本誌2000年8月号でお伝えした日系電機関係企業の労使紛争が、4月から5カ月経ち、ようやく解決した。紛争の発端は、2000年4月26日から生産ラインの立ち作業への移行に猛反対し、労働組合の約6割の従業員が職場放棄したことである。その結果、同社は2カ月近く操業が停止し、多額の損失を被ったとされている。7月5日には、中央労使紛争調停委員会(P4P)は、同社の職場放棄を続けていた928人の従業員全員の解雇の決定を認めた。これに対して国会の第6委員会(宗教・人的資源)は、労使双方と労働力省を招いて聴聞会を開き、2週間かけて労使が再交渉することを勧告した。

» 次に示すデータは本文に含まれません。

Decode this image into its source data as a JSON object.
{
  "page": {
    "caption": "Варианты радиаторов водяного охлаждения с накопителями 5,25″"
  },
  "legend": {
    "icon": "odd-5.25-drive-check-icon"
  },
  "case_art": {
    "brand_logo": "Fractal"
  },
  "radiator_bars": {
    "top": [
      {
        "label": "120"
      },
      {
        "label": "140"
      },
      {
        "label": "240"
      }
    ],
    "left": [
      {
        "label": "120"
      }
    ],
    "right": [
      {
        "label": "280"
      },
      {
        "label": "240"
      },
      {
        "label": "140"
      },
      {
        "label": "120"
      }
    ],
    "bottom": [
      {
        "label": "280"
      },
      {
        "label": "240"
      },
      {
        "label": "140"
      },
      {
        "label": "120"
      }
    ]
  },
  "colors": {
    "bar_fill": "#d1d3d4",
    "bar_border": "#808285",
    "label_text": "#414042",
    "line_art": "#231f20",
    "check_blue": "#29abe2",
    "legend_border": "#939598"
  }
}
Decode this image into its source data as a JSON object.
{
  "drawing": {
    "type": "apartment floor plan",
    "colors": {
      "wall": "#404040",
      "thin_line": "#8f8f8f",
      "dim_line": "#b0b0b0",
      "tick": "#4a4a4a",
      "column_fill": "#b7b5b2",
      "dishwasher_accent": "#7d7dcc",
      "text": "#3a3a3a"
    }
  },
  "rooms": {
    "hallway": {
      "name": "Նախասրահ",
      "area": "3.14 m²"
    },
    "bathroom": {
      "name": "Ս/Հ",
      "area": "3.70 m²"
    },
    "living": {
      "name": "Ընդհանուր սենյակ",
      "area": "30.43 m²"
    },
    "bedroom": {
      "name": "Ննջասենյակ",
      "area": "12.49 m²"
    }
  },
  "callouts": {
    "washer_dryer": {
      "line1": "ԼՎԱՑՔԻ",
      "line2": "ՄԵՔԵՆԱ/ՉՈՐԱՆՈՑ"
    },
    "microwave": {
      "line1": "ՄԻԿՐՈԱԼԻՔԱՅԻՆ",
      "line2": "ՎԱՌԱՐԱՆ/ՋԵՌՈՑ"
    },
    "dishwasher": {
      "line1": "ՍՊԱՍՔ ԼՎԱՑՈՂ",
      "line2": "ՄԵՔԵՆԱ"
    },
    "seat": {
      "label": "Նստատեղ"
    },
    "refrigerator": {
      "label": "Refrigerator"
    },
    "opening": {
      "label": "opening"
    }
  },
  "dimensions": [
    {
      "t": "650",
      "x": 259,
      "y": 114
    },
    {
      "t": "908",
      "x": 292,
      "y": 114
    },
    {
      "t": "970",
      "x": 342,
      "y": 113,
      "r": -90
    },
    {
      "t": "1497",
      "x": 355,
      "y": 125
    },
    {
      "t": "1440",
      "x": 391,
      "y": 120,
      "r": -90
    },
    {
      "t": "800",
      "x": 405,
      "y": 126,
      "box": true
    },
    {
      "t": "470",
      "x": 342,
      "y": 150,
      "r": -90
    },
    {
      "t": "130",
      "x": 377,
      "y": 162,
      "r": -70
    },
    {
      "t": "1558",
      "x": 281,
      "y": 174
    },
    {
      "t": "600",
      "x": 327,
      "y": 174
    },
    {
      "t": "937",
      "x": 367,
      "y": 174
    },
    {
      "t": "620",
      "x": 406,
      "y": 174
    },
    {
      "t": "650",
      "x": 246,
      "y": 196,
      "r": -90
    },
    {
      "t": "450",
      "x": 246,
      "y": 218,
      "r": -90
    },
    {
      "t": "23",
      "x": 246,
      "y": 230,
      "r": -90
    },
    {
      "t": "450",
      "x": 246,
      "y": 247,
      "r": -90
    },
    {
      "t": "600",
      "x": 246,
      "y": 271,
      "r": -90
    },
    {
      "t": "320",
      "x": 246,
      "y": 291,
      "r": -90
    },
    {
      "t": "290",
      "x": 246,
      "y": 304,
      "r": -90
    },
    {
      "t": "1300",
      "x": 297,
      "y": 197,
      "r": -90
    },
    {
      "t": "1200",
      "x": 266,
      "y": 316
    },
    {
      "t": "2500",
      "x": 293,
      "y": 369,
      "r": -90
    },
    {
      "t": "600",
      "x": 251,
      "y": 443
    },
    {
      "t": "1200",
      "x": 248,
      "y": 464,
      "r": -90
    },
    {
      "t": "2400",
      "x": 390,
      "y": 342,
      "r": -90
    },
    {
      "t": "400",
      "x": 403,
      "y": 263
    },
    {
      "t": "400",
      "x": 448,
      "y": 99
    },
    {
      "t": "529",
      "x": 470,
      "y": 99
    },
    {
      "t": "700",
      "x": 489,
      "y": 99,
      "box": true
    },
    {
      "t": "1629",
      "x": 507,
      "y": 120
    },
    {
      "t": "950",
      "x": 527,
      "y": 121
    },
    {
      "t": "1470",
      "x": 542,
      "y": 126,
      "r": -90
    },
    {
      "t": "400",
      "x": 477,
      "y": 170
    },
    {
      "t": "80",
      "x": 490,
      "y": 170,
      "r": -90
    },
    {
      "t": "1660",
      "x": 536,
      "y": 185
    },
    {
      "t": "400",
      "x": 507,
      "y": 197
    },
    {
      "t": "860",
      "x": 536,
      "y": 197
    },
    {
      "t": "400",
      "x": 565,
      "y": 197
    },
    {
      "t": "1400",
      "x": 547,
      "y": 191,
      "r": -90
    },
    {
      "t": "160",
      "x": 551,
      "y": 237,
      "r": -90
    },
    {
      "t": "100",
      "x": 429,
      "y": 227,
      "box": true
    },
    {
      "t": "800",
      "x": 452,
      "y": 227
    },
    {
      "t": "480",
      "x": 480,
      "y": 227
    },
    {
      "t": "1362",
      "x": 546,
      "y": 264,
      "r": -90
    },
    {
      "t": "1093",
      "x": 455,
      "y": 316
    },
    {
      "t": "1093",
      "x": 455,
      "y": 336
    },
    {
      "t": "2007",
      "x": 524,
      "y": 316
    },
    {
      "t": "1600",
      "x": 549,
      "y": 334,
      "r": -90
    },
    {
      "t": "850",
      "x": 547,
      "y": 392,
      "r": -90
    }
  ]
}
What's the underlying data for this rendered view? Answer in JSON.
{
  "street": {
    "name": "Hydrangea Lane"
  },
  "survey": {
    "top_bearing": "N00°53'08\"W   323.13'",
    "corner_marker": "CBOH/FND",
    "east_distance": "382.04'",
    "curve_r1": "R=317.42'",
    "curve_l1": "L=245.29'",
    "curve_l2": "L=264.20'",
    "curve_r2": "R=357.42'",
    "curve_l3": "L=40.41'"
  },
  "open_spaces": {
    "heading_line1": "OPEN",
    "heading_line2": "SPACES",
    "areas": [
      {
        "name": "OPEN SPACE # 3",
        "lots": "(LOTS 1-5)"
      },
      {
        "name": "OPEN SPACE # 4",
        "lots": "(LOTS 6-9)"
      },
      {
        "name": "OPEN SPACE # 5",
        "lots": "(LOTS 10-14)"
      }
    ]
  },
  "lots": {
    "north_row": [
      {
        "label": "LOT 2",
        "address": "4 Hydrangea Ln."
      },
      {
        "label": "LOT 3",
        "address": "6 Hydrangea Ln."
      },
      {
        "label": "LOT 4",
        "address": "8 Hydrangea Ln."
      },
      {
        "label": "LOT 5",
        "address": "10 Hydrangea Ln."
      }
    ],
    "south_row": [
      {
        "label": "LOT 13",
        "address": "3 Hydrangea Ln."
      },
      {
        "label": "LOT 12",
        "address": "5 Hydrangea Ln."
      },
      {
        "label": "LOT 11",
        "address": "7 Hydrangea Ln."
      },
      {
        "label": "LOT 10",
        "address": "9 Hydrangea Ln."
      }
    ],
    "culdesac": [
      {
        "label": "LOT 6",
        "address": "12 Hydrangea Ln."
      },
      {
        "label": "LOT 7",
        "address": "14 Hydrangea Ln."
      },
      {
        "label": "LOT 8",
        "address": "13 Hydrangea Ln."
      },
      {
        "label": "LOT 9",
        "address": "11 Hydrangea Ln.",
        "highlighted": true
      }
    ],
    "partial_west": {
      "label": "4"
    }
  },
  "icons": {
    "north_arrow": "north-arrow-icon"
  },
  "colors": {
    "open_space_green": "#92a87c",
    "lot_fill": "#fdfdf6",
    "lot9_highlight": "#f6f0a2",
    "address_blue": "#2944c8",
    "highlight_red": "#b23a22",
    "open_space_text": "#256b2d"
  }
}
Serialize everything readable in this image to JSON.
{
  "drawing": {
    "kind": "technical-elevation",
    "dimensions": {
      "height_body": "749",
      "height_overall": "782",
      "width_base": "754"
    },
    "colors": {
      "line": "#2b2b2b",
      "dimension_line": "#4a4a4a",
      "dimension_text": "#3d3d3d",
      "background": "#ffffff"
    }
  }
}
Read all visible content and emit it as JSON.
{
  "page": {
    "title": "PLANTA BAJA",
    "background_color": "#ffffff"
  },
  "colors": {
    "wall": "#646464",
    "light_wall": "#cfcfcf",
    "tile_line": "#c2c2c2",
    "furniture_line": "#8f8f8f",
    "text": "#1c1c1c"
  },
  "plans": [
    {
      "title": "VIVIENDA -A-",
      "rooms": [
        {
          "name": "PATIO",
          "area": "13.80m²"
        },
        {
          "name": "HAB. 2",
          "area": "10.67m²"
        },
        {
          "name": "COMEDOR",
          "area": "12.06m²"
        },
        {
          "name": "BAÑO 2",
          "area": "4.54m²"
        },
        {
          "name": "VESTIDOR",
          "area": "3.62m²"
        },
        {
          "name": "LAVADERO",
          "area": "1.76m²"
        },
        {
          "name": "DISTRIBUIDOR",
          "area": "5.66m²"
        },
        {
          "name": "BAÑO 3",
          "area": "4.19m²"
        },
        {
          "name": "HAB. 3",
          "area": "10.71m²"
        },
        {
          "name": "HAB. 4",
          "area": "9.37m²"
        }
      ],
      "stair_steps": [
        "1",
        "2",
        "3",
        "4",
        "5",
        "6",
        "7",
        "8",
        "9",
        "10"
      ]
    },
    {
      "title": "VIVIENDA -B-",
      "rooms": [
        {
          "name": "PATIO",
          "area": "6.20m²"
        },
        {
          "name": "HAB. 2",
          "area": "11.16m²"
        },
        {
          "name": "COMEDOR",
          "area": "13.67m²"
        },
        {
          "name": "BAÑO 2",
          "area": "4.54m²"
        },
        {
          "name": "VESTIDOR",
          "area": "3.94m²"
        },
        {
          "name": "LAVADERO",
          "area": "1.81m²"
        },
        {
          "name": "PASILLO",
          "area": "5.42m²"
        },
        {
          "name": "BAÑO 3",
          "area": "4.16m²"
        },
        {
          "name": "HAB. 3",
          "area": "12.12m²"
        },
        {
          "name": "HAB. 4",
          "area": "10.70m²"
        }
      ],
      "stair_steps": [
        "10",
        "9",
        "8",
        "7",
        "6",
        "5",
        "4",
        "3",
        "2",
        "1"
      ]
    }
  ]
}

しかし、P4Pの決定内容を不服とする組合側が、ジュネーブに本部のある国際金属労連(IMF)から支援を取りつけ、7月25日に国際金属労連とインドネシアの加盟団体であるSPMI(インドネシア鉄鋼労働者組合)、そして労組側が使用者側との交渉を行った。労働者側の弁護士によると、国際金属労連のマレンタッチ議長から「928人の従業員解雇の判決は、スハルト大統領が権力を持っていたときの法律をもとに行われている。インドネシア政府は国際的な水準まで法律の改正をする責任がある」といった内容の書簡がワヒド大統領とボメル労相(当時)に渡されたという。国際金属労連は、インドネシアの法律が、労働者のストライキの権利や労使紛争中の解雇からの保護を十分に反映していないとの意見を述べている。

その後、使用者と労組との交渉が9月1日に合意に達していたことが明らかになったが、その内容はまだ明らかにされていない。